Владимир Немухин, которого чаще всех навещал Зверев, оказывал ему посильную поддержку — как материальную, так и душевную. Но как бы ни был свободен художник — вне общения его жизнь невозможна. В прослушанной мной записи на плёнке в мастерской Немухина, передающей беседу двух вечных оппонентов, Плавинского и Зверева, театр воспоминаний был воплощен с феноменальной силой. Зверев попеременно выступает в нескольких лицах, меняя голос, интонацию, речевую и смысловую пластику. Разыгрывая персонажей, он удивительно ёмко передает сцену беседы Костаки, его жены и других гостей, происходившую тридцать лет назад. Можно сказать, что прошлое и настоящее слились у Зверева в неразрывно целое. Его нет ни там, ни здесь. Время отступило!

* * *

Похороны Зверева вылились в мистерию: от сентиментальных речей — до призывов к победе свободного искусства, от пьяных слёз — до сумбурных амбиций «эго», от человеческой печали — до веселья. Символично, что выставки, жизнь Зверева в последние 10 лет связаны с Малой Грузинской, 28, а прощались с ним на Большой Грузинской улице. Это мост перекинула судьба.

Творец и человек, «гость земли», «пьяный Дионис» и «просветлённый Аполлон» — таким он представлен в «живых портретах в раме» и таким он отражён в зеркале моей души.

БОРИС САФРОНОВ

Из тетради «Птицы»

И снова я вернусь домой И позвоню. И снова — Такой же звон, и дом такой, Но только нет былого.

Приходят на память стихи Жана Пелерена и книга Франсиса Корко «От Монмартра до Латинского квартала». Но звонить некуда. И дома нет.

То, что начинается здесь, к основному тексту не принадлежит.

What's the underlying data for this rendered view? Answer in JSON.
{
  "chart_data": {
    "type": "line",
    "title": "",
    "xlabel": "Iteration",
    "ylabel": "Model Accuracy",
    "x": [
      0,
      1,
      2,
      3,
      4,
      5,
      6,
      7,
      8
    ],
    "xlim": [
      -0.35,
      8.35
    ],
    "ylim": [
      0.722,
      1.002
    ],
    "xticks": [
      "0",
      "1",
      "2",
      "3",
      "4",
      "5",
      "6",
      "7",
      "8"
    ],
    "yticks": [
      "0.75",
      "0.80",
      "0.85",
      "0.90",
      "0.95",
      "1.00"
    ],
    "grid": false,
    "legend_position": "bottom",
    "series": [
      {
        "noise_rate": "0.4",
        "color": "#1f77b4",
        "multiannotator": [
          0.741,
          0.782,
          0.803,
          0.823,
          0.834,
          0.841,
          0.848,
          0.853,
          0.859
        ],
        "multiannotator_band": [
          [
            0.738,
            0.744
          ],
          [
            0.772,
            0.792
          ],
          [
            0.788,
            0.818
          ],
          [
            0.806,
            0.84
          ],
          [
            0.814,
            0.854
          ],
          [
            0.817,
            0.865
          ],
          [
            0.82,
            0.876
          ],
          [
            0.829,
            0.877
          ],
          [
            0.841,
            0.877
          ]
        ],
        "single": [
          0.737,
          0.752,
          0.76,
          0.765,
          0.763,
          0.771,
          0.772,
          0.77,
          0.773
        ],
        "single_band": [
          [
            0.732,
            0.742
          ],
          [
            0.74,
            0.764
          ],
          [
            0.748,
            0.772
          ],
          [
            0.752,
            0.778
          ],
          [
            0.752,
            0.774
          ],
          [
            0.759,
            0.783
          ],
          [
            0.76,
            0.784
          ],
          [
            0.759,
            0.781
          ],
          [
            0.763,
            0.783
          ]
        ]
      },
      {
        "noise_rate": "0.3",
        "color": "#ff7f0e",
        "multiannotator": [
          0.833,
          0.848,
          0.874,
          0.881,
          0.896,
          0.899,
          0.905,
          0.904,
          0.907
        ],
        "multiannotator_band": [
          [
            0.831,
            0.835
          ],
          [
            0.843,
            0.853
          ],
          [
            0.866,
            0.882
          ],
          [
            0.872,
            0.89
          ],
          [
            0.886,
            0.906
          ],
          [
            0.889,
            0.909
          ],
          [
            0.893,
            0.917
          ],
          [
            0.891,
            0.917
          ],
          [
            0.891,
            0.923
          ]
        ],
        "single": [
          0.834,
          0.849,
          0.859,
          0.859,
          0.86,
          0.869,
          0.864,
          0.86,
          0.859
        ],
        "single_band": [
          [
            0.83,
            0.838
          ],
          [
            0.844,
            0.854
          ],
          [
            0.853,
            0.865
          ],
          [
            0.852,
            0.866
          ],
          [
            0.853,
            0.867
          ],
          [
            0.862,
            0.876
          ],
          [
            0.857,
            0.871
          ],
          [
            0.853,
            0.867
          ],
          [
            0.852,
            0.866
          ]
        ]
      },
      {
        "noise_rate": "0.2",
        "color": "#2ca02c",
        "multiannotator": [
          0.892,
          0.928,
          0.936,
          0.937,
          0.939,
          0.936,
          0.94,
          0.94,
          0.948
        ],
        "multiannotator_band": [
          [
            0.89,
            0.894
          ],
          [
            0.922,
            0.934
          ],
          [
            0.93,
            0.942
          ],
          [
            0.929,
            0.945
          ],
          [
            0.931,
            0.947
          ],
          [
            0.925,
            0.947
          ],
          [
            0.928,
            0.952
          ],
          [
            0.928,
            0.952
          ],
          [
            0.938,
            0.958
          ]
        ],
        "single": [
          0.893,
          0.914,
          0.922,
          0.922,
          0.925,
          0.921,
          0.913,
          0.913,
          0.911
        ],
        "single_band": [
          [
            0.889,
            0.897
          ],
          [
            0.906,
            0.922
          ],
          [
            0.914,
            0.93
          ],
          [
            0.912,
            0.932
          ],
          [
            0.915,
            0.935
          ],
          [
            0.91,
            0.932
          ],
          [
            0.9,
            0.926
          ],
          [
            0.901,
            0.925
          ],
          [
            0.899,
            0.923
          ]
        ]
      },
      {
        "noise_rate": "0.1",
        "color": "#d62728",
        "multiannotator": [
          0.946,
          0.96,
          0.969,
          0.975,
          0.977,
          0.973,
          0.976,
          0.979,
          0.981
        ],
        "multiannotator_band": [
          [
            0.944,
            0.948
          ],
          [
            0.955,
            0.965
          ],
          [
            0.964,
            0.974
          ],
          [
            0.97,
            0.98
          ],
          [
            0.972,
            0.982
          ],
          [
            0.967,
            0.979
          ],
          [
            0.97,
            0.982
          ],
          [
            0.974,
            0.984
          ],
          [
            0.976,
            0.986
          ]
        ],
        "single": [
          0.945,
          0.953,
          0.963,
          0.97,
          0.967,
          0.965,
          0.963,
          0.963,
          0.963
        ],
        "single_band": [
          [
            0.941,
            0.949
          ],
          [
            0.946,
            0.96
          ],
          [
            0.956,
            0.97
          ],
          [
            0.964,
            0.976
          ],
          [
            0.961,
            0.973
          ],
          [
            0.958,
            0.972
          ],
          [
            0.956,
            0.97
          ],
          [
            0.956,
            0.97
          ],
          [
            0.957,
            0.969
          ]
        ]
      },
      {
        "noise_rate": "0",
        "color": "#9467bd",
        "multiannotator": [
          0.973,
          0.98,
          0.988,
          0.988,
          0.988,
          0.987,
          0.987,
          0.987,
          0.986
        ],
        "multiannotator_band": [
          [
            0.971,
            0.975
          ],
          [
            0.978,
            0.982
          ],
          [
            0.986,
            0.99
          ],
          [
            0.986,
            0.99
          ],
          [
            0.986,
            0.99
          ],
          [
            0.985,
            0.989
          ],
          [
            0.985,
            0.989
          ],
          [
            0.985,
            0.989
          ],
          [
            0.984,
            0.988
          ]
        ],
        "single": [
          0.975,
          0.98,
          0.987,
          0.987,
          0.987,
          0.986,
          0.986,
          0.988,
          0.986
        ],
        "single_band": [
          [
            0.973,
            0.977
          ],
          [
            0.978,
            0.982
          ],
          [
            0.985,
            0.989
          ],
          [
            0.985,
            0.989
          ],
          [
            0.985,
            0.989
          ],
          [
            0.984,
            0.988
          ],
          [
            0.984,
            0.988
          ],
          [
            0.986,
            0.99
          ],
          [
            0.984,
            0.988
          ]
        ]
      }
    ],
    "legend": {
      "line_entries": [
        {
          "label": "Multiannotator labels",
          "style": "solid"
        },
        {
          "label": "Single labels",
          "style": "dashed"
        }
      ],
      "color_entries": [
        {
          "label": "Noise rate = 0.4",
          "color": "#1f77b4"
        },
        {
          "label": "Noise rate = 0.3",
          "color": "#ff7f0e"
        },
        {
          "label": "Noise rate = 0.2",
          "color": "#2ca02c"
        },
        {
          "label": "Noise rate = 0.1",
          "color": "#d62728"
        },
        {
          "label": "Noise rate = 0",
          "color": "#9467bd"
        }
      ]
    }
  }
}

Пасмурный день. Краски выставленных холстов излучают своё особое мистическое свечение, как будто только что прошло затмение солнца, и закопчённое стекло отброшено в сторону. Я с работы — в Парк Горького. Всемирный фестиваль, 1957 год. Столпотворение. Выставка «абстрактных» работ со всего мира: одни в восхищении, другие — плюются. В толпе перед павильоном встречаю Толю Зверева. Он махнул мне красным пригласительным билетом: мол, пройдёшь со мной. Позже я узнал, что это был не пригласительный, а пачка «Примы».

Толя быстро набросал тушью несколько портретов, работая то гусиным пером, то пальцем. Что-то ему не понравилось. Он высморкался в набросок и выбросил его. Кто-то подобрал… На выходе встречаем Колю Титова. Есть предложение отметить праздник. Но денег нет. Тогда предлагаю зайти к Миронычу.

— К Мирон Савельичу, — поправляет Николай.

И были меценаты в наше время. Как выйдешь через чёрный ход училища памяти 1905 года, что на Сретенке, сразу же налево охряная дверь. Потом безликий коридорчик. В темноте три раза повернёшь звонок. Хозяин в пятнистой пижаме встречает тебя и ведёт во вторую комнату. А на стенах, у стен, на шкафах не что-нибудь — шедевры.

— Что у тебя? — хрипло спрашивает Мирон Савельич.

Разворачиваешь свой гениальный холст. А он насаживает на круглый лоснящийся нос очки, садится за ломберный столик и открывает амбарную книгу. Мусолит карандаш и в графе «дебет» ставит число.